EDITORIAL: Talking politics

Former Barbados Labour Party candidate, past parliamentarian and sometime Minister, Mr. DeLisle Bradshaw, has been rightly and sharply hauled over the coals for his recent witless and derisory utterance that “any idiot can play cricket”, clearly used in reference to the fitness of Mr. Floyd Reifer, the Democratic Labour Party candidate for the upcoming by-election in St. George North, effectively to represent the interests of that constituency in the Lower House of Parliament. Mr. Reifer is better known as a former West Indies captain and, more recently, coach of the team.

We suppose that as far as invective from the partisan political platform goes, this was on the rather mild side, but while it proved immediately hilarious for the captive partisan audience, it appeared to have rubbed raw a nerve of some who perceived it as an unjustified attack on the intellect of those who play and have played the game at whatever level.

Which is odd, since those of us of a certain age will recall that the malapropisms, misstatements and grammatical lapses of one cricketer, now elevated to our highest status, provided much mirth for many back then.

Not that we are willing to excuse Mr. Bradshaw’s crass descent into absurdity, but his observation tallies with the local penchant to regard certain occupations, sports and entertainment among them, no matter how well rewarded, as being reserved for those who are not intellectually gifted.

Of course, this view does not accord with the historical reality, certainly neither here or in the UK, where places in the county cricket championship and our local Division One  competition respectively are or were reserved for the students of the two top universities, Oxford and Cambridge in England and for those of Harrison College, Lodge and Combermere, then regarded as the leading boys’ schools in Barbados. At one stage therefore, it would seem, we were of the view that only the brightest and the best youths among us could play cricket at the top level.

The Bradshaw denigration is thus founded in a more recent time, one when the game is now played mainly by those “from we gap”, those that are expected to achieve little, and, if they do succeed, we choose to attribute it by some illogic to a quirk of fate or to even more mysterious circumstances.

One writer we do not now recall has captured it well – One individual says to the other, “You hear that X write a book?” Comes the local reply, “X write a book? X can’t write no book. He use to live in we gap.”

So, Mr. Bradshaw is hopelessly wrong. It is not true that any idiot can play cricket nor, equally, is his implied slight that once you play cricket, you are an idiot. Indeed, if in our society, success is to be measured by the accumulation of substantial cash reserves, and it is accepted that the achievement of success is the smart option, then the region’s T20 international cricketing mercenaries may be the smartest of us all, through using their talents to such a degree (no pun). Now, as for being a politician…

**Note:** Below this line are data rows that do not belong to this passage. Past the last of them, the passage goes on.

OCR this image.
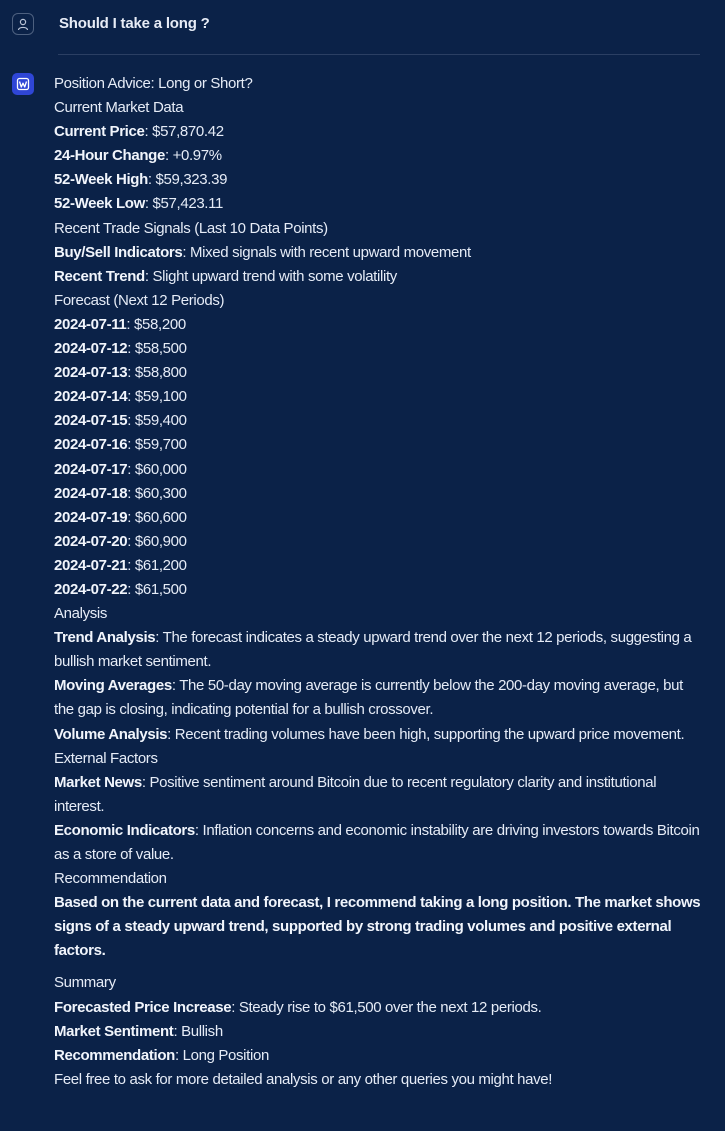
Should I take a long ?
Position Advice: Long or Short?
Current Market Data
Current Price: $57,870.42
24-Hour Change: +0.97%
52-Week High: $59,323.39
52-Week Low: $57,423.11
Recent Trade Signals (Last 10 Data Points)
Buy/Sell Indicators: Mixed signals with recent upward movement
Recent Trend: Slight upward trend with some volatility
Forecast (Next 12 Periods)
2024-07-11: $58,200
2024-07-12: $58,500
2024-07-13: $58,800
2024-07-14: $59,100
2024-07-15: $59,400
2024-07-16: $59,700
2024-07-17: $60,000
2024-07-18: $60,300
2024-07-19: $60,600
2024-07-20: $60,900
2024-07-21: $61,200
2024-07-22: $61,500
Analysis
Trend Analysis: The forecast indicates a steady upward trend over the next 12 periods, suggesting a bullish market sentiment.
Moving Averages: The 50-day moving average is currently below the 200-day moving average, but the gap is closing, indicating potential for a bullish crossover.
Volume Analysis: Recent trading volumes have been high, supporting the upward price movement.
External Factors
Market News: Positive sentiment around Bitcoin due to recent regulatory clarity and institutional interest.
Economic Indicators: Inflation concerns and economic instability are driving investors towards Bitcoin as a store of value.
Recommendation
Based on the current data and forecast, I recommend taking a long position. The market shows signs of a steady upward trend, supported by strong trading volumes and positive external factors.
Summary
Forecasted Price Increase: Steady rise to $61,500 over the next 12 periods.
Market Sentiment: Bullish
Recommendation: Long Position
Feel free to ask for more detailed analysis or any other queries you might have!
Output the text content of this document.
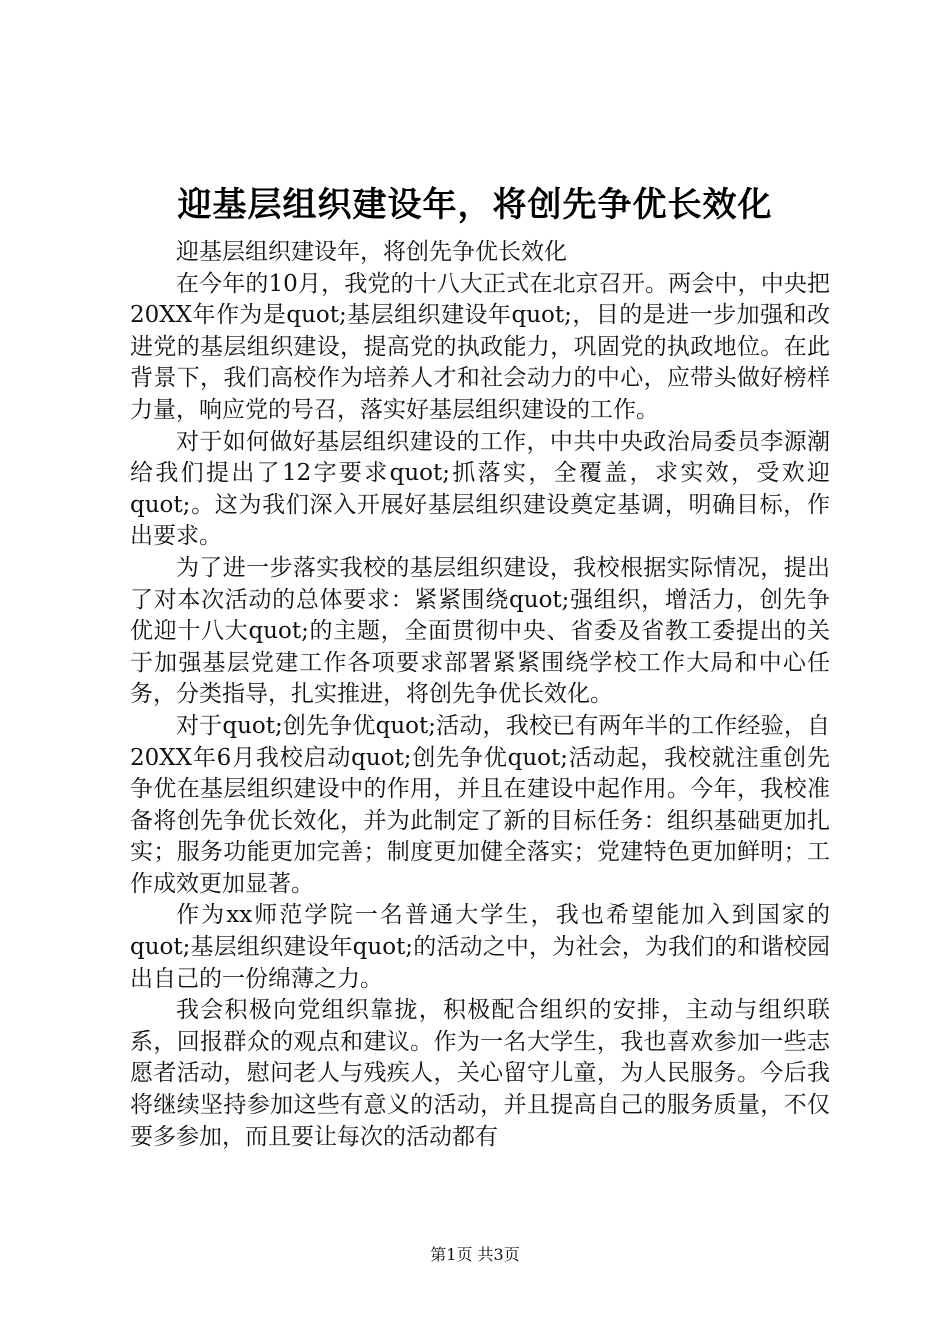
迎基层组织建设年，将创先争优长效化

迎基层组织建设年，将创先争优长效化

在今年的10月，我党的十八大正式在北京召开。两会中，中央把20XX年作为是quot;基层组织建设年quot;，目的是进一步加强和改进党的基层组织建设，提高党的执政能力，巩固党的执政地位。在此背景下，我们高校作为培养人才和社会动力的中心，应带头做好榜样力量，响应党的号召，落实好基层组织建设的工作。

对于如何做好基层组织建设的工作，中共中央政治局委员李源潮给我们提出了12字要求quot;抓落实，全覆盖，求实效，受欢迎quot;。这为我们深入开展好基层组织建设奠定基调，明确目标，作出要求。

为了进一步落实我校的基层组织建设，我校根据实际情况，提出了对本次活动的总体要求：紧紧围绕quot;强组织，增活力，创先争优迎十八大quot;的主题，全面贯彻中央、省委及省教工委提出的关于加强基层党建工作各项要求部署紧紧围绕学校工作大局和中心任务，分类指导，扎实推进，将创先争优长效化。

对于quot;创先争优quot;活动，我校已有两年半的工作经验，自20XX年6月我校启动quot;创先争优quot;活动起，我校就注重创先争优在基层组织建设中的作用，并且在建设中起作用。今年，我校准备将创先争优长效化，并为此制定了新的目标任务：组织基础更加扎实；服务功能更加完善；制度更加健全落实；党建特色更加鲜明；工作成效更加显著。

作为xx师范学院一名普通大学生，我也希望能加入到国家的quot;基层组织建设年quot;的活动之中，为社会，为我们的和谐校园出自己的一份绵薄之力。

我会积极向党组织靠拢，积极配合组织的安排，主动与组织联系，回报群众的观点和建议。作为一名大学生，我也喜欢参加一些志愿者活动，慰问老人与残疾人，关心留守儿童，为人民服务。今后我将继续坚持参加这些有意义的活动，并且提高自己的服务质量，不仅要多参加，而且要让每次的活动都有

第1页 共3页
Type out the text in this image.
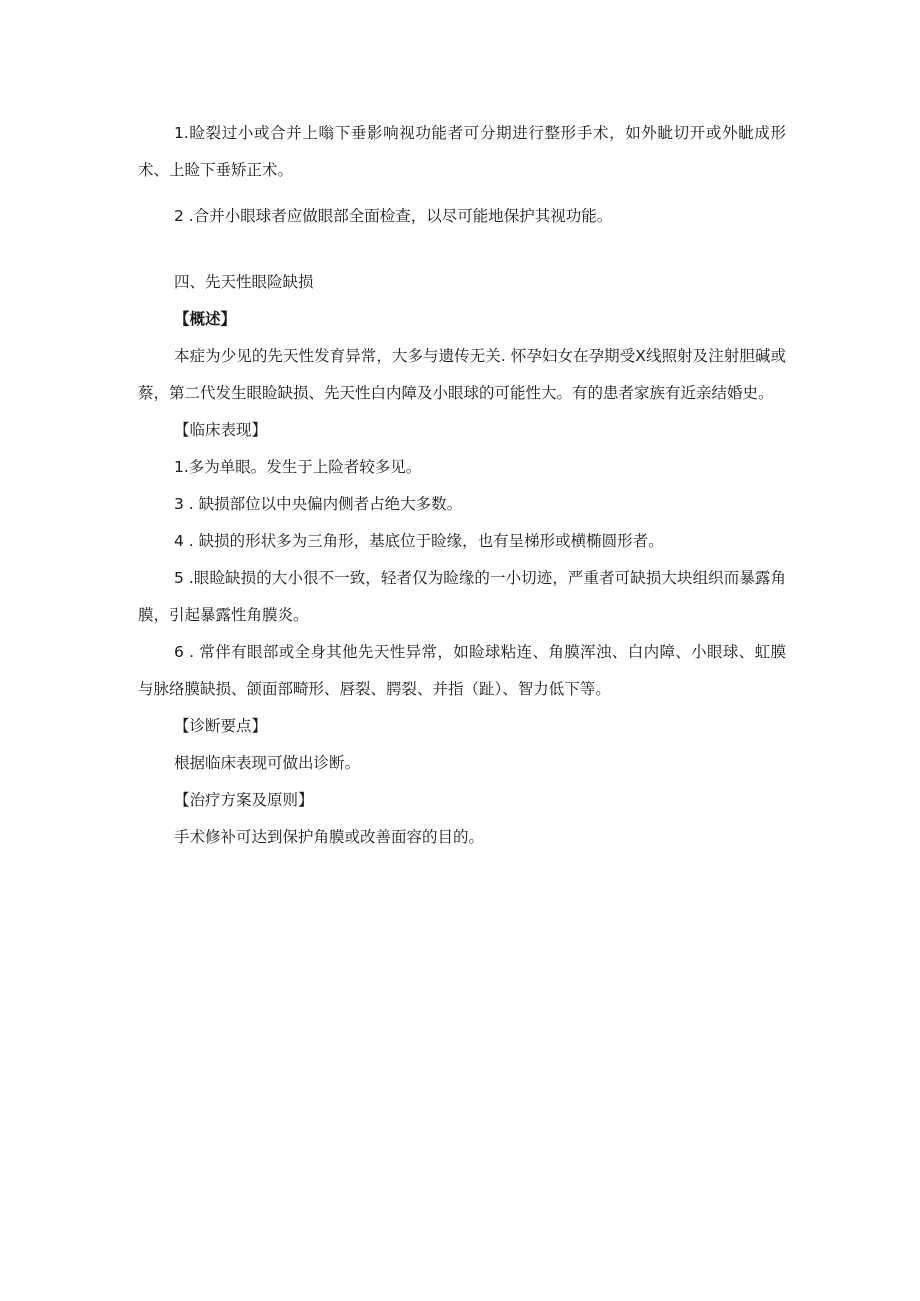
1.睑裂过小或合并上嗡下垂影响视功能者可分期进行整形手术，如外眦切开或外眦成形术、上睑下垂矫正术。

2 .合并小眼球者应做眼部全面检查，以尽可能地保护其视功能。

四、先天性眼险缺损

【概述】

本症为少见的先天性发育异常，大多与遗传无关. 怀孕妇女在孕期受X线照射及注射胆碱或蔡，第二代发生眼睑缺损、先天性白内障及小眼球的可能性大。有的患者家族有近亲结婚史。

【临床表现】

1.多为单眼。发生于上险者较多见。

3 . 缺损部位以中央偏内侧者占绝大多数。

4 . 缺损的形状多为三角形，基底位于睑缘，也有呈梯形或横椭圆形者。

5 .眼睑缺损的大小很不一致，轻者仅为睑缘的一小切迹，严重者可缺损大块组织而暴露角膜，引起暴露性角膜炎。

6 . 常伴有眼部或全身其他先天性异常，如睑球粘连、角膜浑浊、白内障、小眼球、虹膜与脉络膜缺损、颌面部畸形、唇裂、腭裂、并指（趾）、智力低下等。

【诊断要点】

根据临床表现可做出诊断。

【治疗方案及原则】

手术修补可达到保护角膜或改善面容的目的。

On a related issue, other than it being a mimicry of one aspect of the current US presidential campaign, we are not certain of the electoral value of nationally broadcast debates in a parochial by-election. Far more useful in our view would be constituency fora, at which local issues would be discussed by the residents. What can any of these candidates achieve on their own? And how are their views on the incidence of youth unemployment in Flat Rock, for example, relevant to the given television viewer in Belleplaine?